Matthea Harvey, Robot Children, and the Future of Terror

After hearing Matthea Harvey read in the jubilat/Jones Library reading series from her soon-to-be released new book, Modern Life, due in October from Graywolf, it is safe to say you should plan on purchasing it. If the reading was any indication, the book is funny, smart, and holds a spectrum of tones. One moment there’s a line that could be from the voice of a child–then one that sounds like Yeats, then something that could have been overheard on the bus to work, then something like a scientific explanation of a tacitly impossible occurrence. All that leaping around makes for some pretty lively poems.

Fittingly, then, the poems that Harvey read from the book ranged from very short jokes and lyrics, to series-length poems taking a larger section of the book. She spoke of her fascination with halves, and halving, in the book–reading poems about chimeras, and reading poems from a series about a robotic boy, who wonders whether he is more boy, or more robot. The confusion is tender, but funny too. For him, its a legitimate curiosity and a borderline concern. Somehow, listening to Harvey read the poems, you find yourself vaguely sympathizing. At least half of yourself. Maybe your robot half.

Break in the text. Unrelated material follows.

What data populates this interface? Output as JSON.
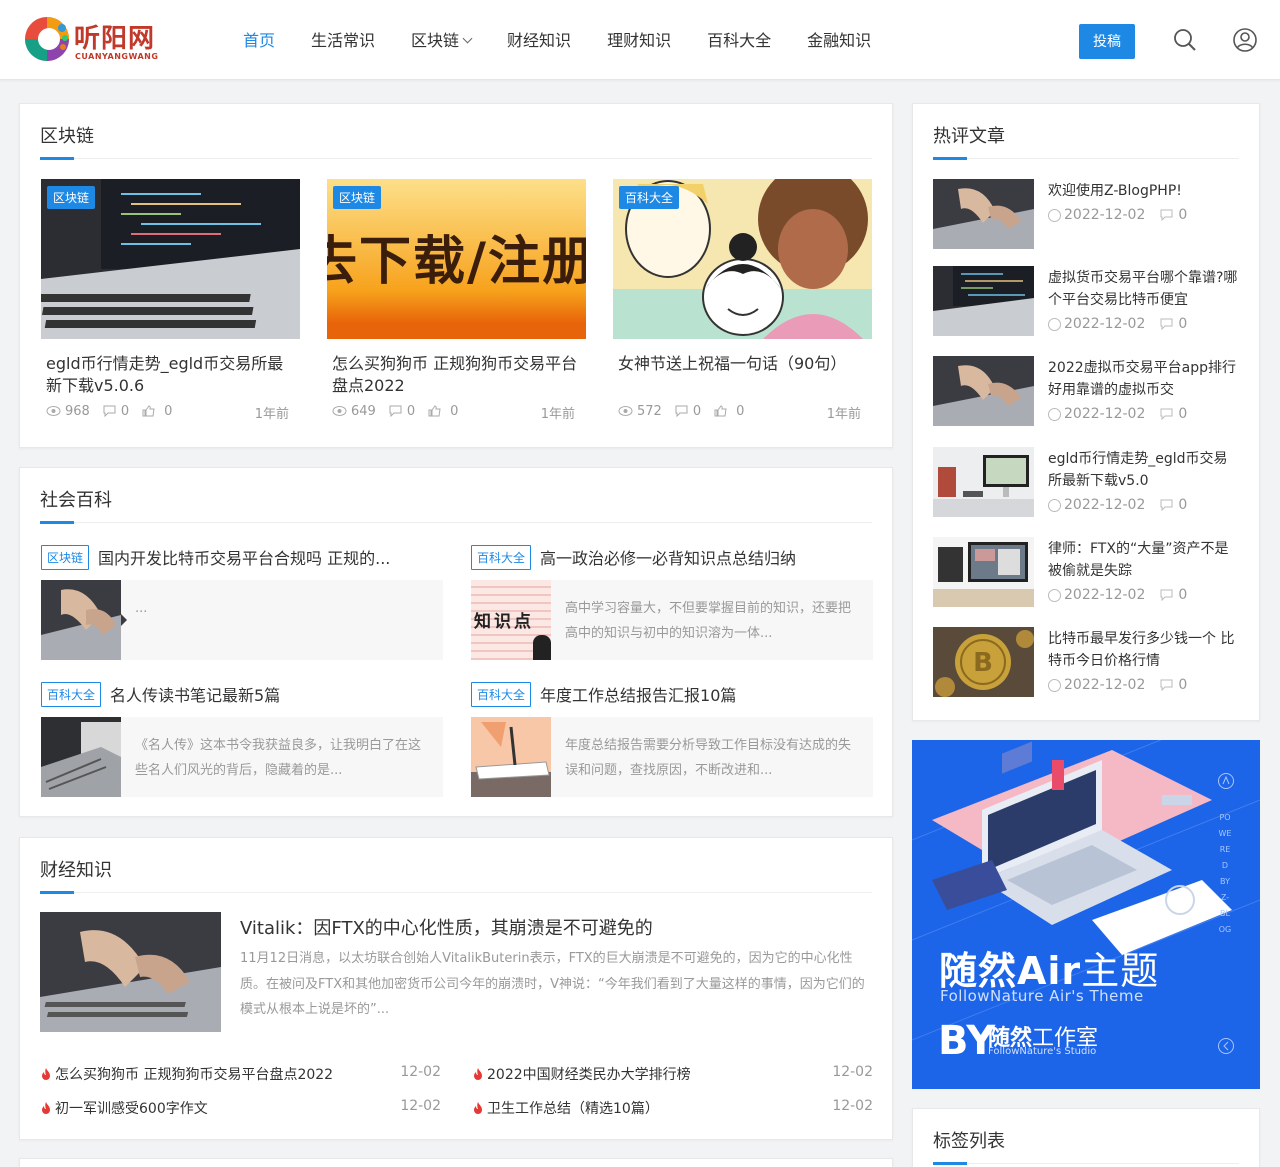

The poems are a good refresher on individuality. I’m not sure Harvey’s concerned at all with telling us how some bigger force has power over us (No Eros that shoots arrows at us, no unifying oppression we each suffer equally.) I’m not sure she’s interested in bigger connections–rather, the poems she read suggest the unique and temporal world, the collected and collaged world; not the self, but the many selves that all fit in one head. Not singular, plural. Not a moment distilled from the canon boom of objective significance, but a complex of truths, independent and significant, summing together. One line that stuck with me went something like this: “tapping their tail lights with teaspoons.” Instead of that canon shot, Harvey’s poems go for a spoon symphony, some with tivoli patterns pressed into their finery, some with bulbous serving-sized bass taps, some with the soprano-ly tink of sugar spoon. Of silver and of tin, from Ikea or from an antique store. More a chorus of teaspoons than a canon boom.

She also read from the central section of the book, two long poems called “The Future of Terror” and “The Terror of the Future.” Each is composed of words culled from the dictionary–in the first poem, sequentially from “future” to “terror,” and in the second, the same method in reverse. Many were published in advance of the book: find versions here and here. (See also Harvey’s website, with many clickable goodies.) Below is an interesting take from her on these poems in an interview she did with Tarpaulin Sky:

“I think my initial response to the government’s way of talking about terrorism was like that of a child. Even though intellectually I knew that the word “terrorism” was a label designed to inspire fear, nevertheless I still felt heart-stoppingly afraid whenever I heard phrases like “the future of terror” on the radio (which I’ve listened to every morning since 9/11). One day I decided to write a poem that would turn this vague phrase into something more specific. So I made a list of the words that appear in the dictionary between “future” and “terror” and from that list I wrote a poem called “The Future of Terror.” I had no idea when I wrote this poem that it would turn into a series, but after writing one I clearly had more to discover. I then thought of writing the “Terror of the Future” poems, which take the same terms but in reverse order. I didn’t set out to write political poems–it seems like I must have, but truthfully I felt I was following the words.”

Harvey also has a children’s book forthcoming from Soft Skull press, called The Little General and the Giant Snowflake.